KENT, Ohio (WKBN) – There is speculation that alcohol consumption has gone up during the COVID-19 pandemic. Now there’s research that proves the theory is true.

Researchers at Kent State set out to understand whether college students have been drinking more since March.

We talked to a professor about their research and how the COVID-19 pandemic may have a lasting impact on alcohol use.

Professors Bill Lechner and Deric Kenne hypothesized that college students would drink more than they did before the pandemic due to stress.

The two researchers have surveyed students multiple times since March to understand how their habits have changed.

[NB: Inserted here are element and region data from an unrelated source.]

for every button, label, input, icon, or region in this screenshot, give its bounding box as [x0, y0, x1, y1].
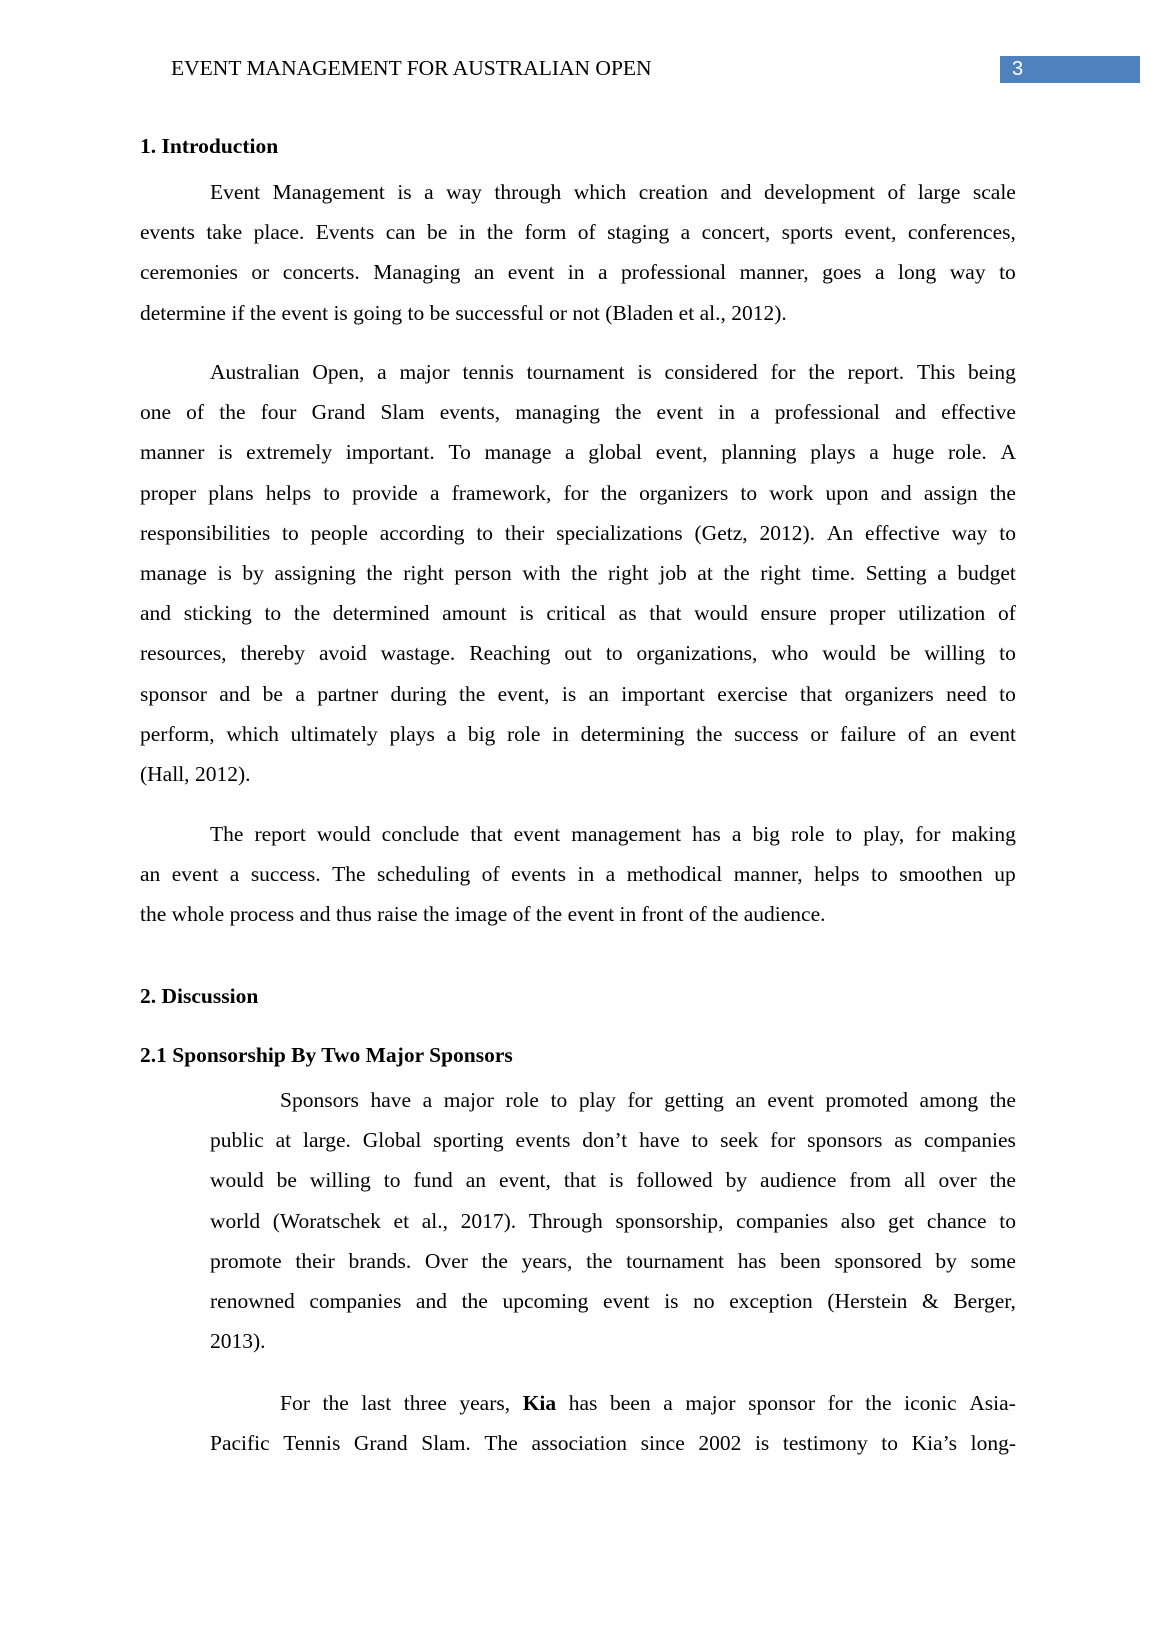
text-line: public at large. Global sporting events don’t have to seek for sponsors as companies [210, 1128, 1016, 1153]
text-line: resources, thereby avoid wastage. Reaching out to organizations, who would be willing to [140, 641, 1016, 666]
heading-introduction: 1. Introduction [140, 134, 279, 158]
text-line: world (Woratschek et al., 2017). Through sponsorship, companies also get chance to [210, 1208, 1016, 1233]
heading-sponsorship: 2.1 Sponsorship By Two Major Sponsors [140, 1043, 513, 1067]
text-line: Australian Open, a major tennis tournament is considered for the report. This being [210, 360, 1016, 384]
text-line: For the last three years, Kia has been a major sponsor for the iconic Asia- [280, 1391, 1016, 1415]
text-line: (Hall, 2012). [140, 762, 251, 787]
text-line: promote their brands. Over the years, the tournament has been sponsored by some [210, 1248, 1016, 1273]
text-line: the whole process and thus raise the image of the event in front of the audience. [140, 902, 826, 927]
paragraph-intro-1 [140, 172, 1016, 333]
text-line: would be willing to fund an event, that is followed by audience from all over the [210, 1168, 1016, 1193]
text-line: ceremonies or concerts. Managing an event in a professional manner, goes a long way to [140, 260, 1016, 285]
paragraph-sponsorship-1 [210, 1080, 1016, 1361]
text-line: The report would conclude that event management has a big role to play, for making [210, 822, 1016, 846]
text-line: proper plans helps to provide a framework, for the organizers to work upon and assign the [140, 480, 1016, 505]
paragraph-intro-2 [140, 352, 1016, 794]
text-line: one of the four Grand Slam events, managing the event in a professional and effective [140, 400, 1016, 425]
text-line: 2013). [210, 1329, 266, 1354]
page-number: 3 [1000, 56, 1140, 83]
text-line: determine if the event is going to be successful or not (Bladen et al., 2012). [140, 300, 787, 325]
paragraph-sponsorship-2 [210, 1383, 1016, 1463]
text-line: Sponsors have a major role to play for getting an event promoted among the [280, 1088, 1016, 1112]
heading-discussion: 2. Discussion [140, 984, 259, 1008]
text-line: and sticking to the determined amount is critical as that would ensure proper utilization of [140, 601, 1016, 626]
running-header: EVENT MANAGEMENT FOR AUSTRALIAN OPEN [171, 56, 652, 80]
text-line: perform, which ultimately plays a big role in determining the success or failure of an event [140, 721, 1016, 746]
paragraph-intro-3 [140, 814, 1016, 935]
text-line: Pacific Tennis Grand Slam. The association since 2002 is testimony to Kia’s long- [210, 1431, 1016, 1456]
text-line: events take place. Events can be in the form of staging a concert, sports event, conferences, [140, 220, 1016, 245]
text-line: manage is by assigning the right person with the right job at the right time. Setting a budget [140, 561, 1016, 586]
text-line: sponsor and be a partner during the event, is an important exercise that organizers need to [140, 681, 1016, 706]
text-line: manner is extremely important. To manage a global event, planning plays a huge role. A [140, 440, 1016, 465]
text-line: renowned companies and the upcoming event is no exception (Herstein & Berger, [210, 1289, 1016, 1314]
text-line: an event a success. The scheduling of events in a methodical manner, helps to smoothen up [140, 862, 1016, 887]
text-line: Event Management is a way through which creation and development of large scale [210, 180, 1016, 204]
text-line: responsibilities to people according to their specializations (Getz, 2012). An effective way to [140, 520, 1016, 545]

“We essentially found what we thought we would find, that there was, in fact, an increase in alcohol use from before the pandemic, specifically before the university shut down as compared to afterwards,” Lechner said. “And that people who are higher in anxiety and depression saw the steepest increases in that change in alcohol use over time.”

Researchers said that alcohol consumption has remained at a high level throughout the year.

While the research was specifically about college students, Lechner said researchers across the country are seeing this increase in alcohol consumption in the general population as well.

Lechner said he’s seen an increase in risky behaviors that lead to alcohol use disorder. Before the pandemic, he said that number was about 8% of the population and it’s now at 12%.

Without allocation of resources, Lechner worries this increased alcohol consumption would last past the pandemic.

College students are enjoying their winter break right now, but will soon return to classes for the spring semester.

Lechner said the solution lies with universities helping students through this.

“Certainly, a lot of the problems appear to be stemming from psychological distress and/or employment-related distress. Those two are entangled a bit. So we already have effective treatments for those specific types of problems, that type of distress leading to increased alcohol use. I think it’s going to be more about paying attention to allocation of resources.”

Lechner said universities should make resources available to students and ensure they know those resources are available, and look into trainings and psychological staff members.

He said families are important to provide support, but it can be difficult for them to effectively intervene since this increase is tied to universities.

Students should look into all of the resources and help their school can provide them.